Computer modeling offers glimpse into Wisconsin’s future

What’s more Wisconsin than milk and cheese? I’ll tell you: It’s snow. Fat, fluffy flakes silently piling up on windowsills and those bitter, piercing blizzards are as predictable as NFC North championships in Wisconsin.

But the cold, snowy conditions that are a staple of winter in Wisconsin and the Great Lakes region are on the decline. According to projections from climate scientists at the University of Wisconsin–Madison, by the end of the century our winters could change dramatically, eventually shrinking by up to two months.

“It will be a very different environment for the Great Lakes,” says Michael Notaro, a senior scientist and associate director of the Center for Climatic Research at the University of Wisconsin–Madison’s Nelson Institute for Environmental Studies.


Winds of change

Notaro and his colleagues use computer programs to create models that simulate regional responses to climate change, and their results show a host of changes to Wisconsin’s winter patterns.

Wisconsin is projected to have fewer days with snow on the ground and warming temperatures will accelerate snowmelt. The fringe months of the cold season – October, November, April and May – could all see significant decreases in snowfall, essentially shortening the winter season and prolonging the “limbo” in between seasons.

Lake effect snowstorms are predicted to increase toward mid-century in the Great Lakes but decrease by century’s end. Lake Superior, which is in a colder environment than the other lakes, will sustain or even increase the frequency of lake effect snowstorms. But this, too, is projected to decline toward the end of the century.

Due to warming temperatures, Wisconsin’s winter precipitation will less often fall the form of snow; instead it will fall as rain.

The forces of change are visible after winter subsides, too. Heavy rain events that can dump two-to-three inches are projected to increase in southern Wisconsin, especially in Dane county. Flooding in Lake Delton in 2008 killed three people and caused $763 million in damages. It is just one example of the effects that extreme rain events can have, Notaro says.

The findings that these models generate are valuable to resource managers in the state, Notaro says.

“We [the Center for Climatic Research] largely develop climate change projection, and other groups use that to kind of get a sense of risk management and how they can change a lot of their policies and planning so that they can dampen some of the negative effects of climate change,” Notaro says. “We’ve done about 52 years of solid research in our center, so we have been a very productive research center here for quite a long time.”

Downscaling global trends

The Great Lakes basin, home to over 30 million Americans and Canadians, houses 21 percent of the world’s fresh water supply.
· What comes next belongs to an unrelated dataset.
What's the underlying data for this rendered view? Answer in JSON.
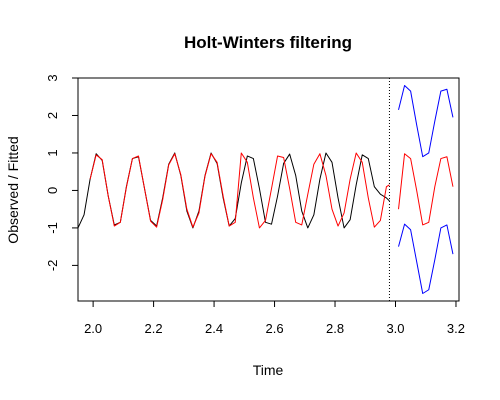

But, according to Notaro, the region is difficult to represent in climate models, which usually operate on a global or continental scale.

“The concern is that a lot of the global climate models, at least half of them, don’t even have the Great Lakes in them,” Notaro says. “The ones that do (include the Great Lakes) barely represent them, so it’s kind of an important issue where you need to use a regional model if you want to study Wisconsin, Michigan, New York and the states in that area.”
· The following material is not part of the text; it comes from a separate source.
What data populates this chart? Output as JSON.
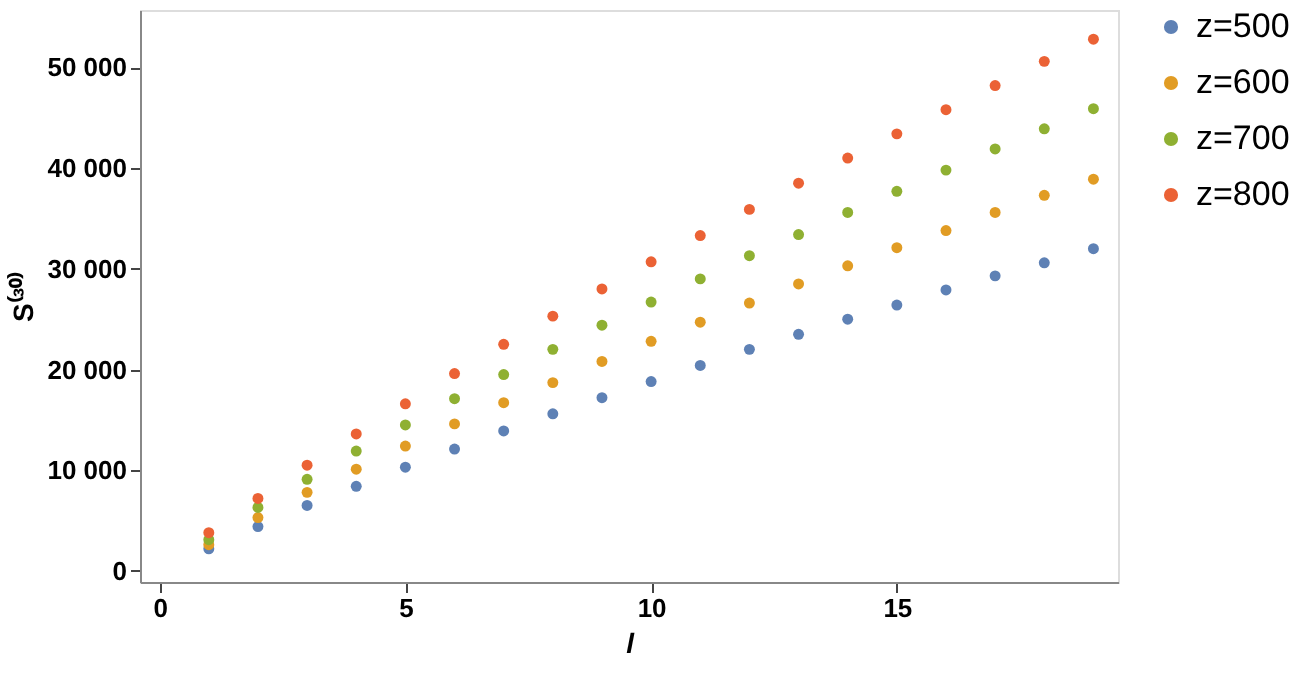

In order to investigate changes to the Great Lakes Basin, Notaro and his colleagues use a regional model called RegCM4, for Regional Climate Version 4, developed by the National Centre for Theoretical Physics in Italy. The model is able to produce resolution at a 20-25 kilometer scale, providing a high level of detail critical for detecting changes across smaller climate regions.
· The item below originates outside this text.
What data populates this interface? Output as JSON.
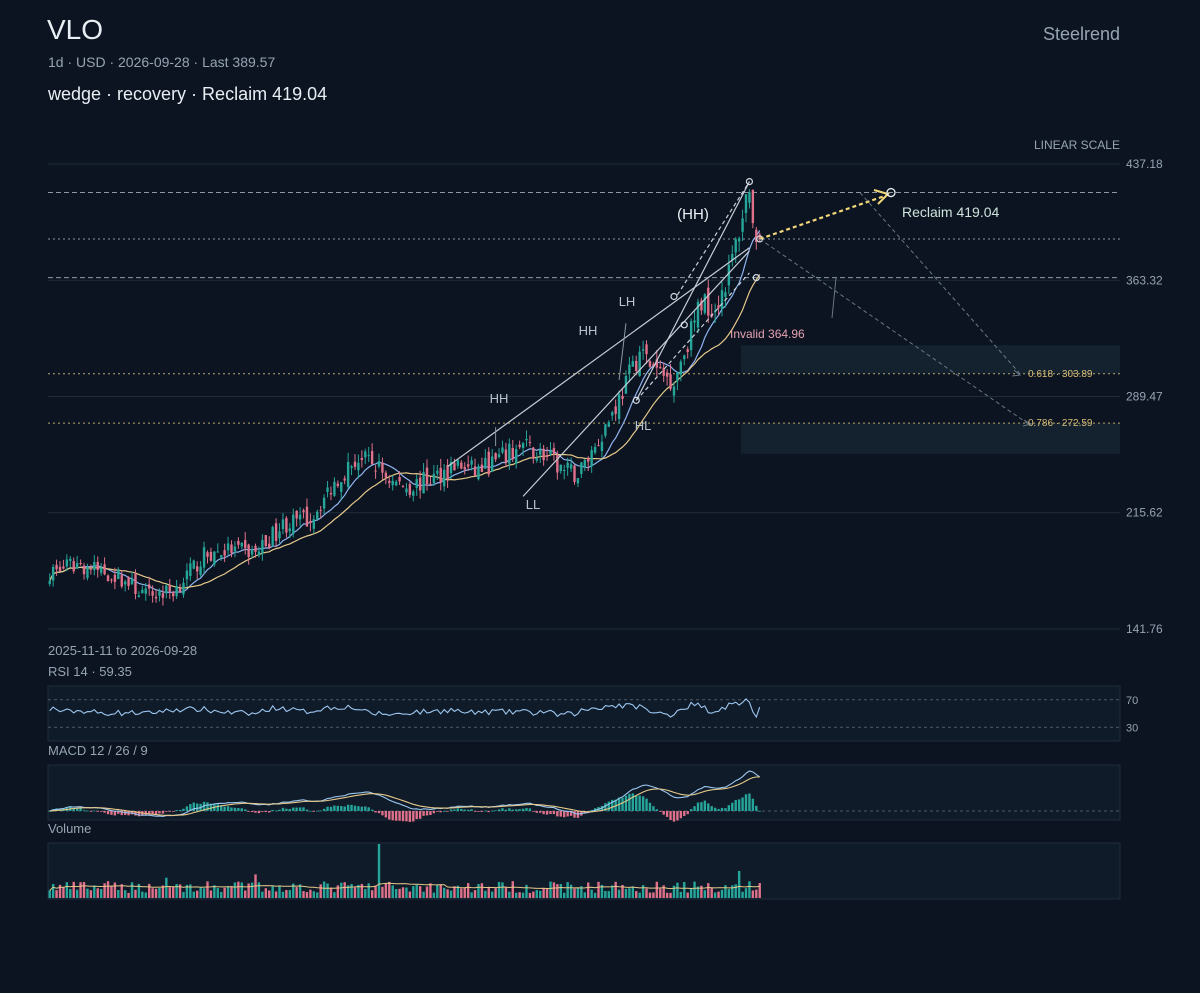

To achieve higher resolution over smaller areas, researchers like Notaro use a modeling method called dynamical downscaling.

Global climate data, such as jet streams and cyclones, are entered into the regional model and act as a foundation for its operation. The model then runs over a time scale of the researcher’s choosing, using those larger-scale forces to calculate smaller-scale changes in regional climates. The end results explain how global climate change is affecting the Great Lakes.

“So in other words, how is the large scale wind field and temperature, how is that going to change the Great Lakes Basin, the Great Lakes lake effect snow, that’s something that you need a regional model to study,” Notaro says. “It’s a more complicated process.”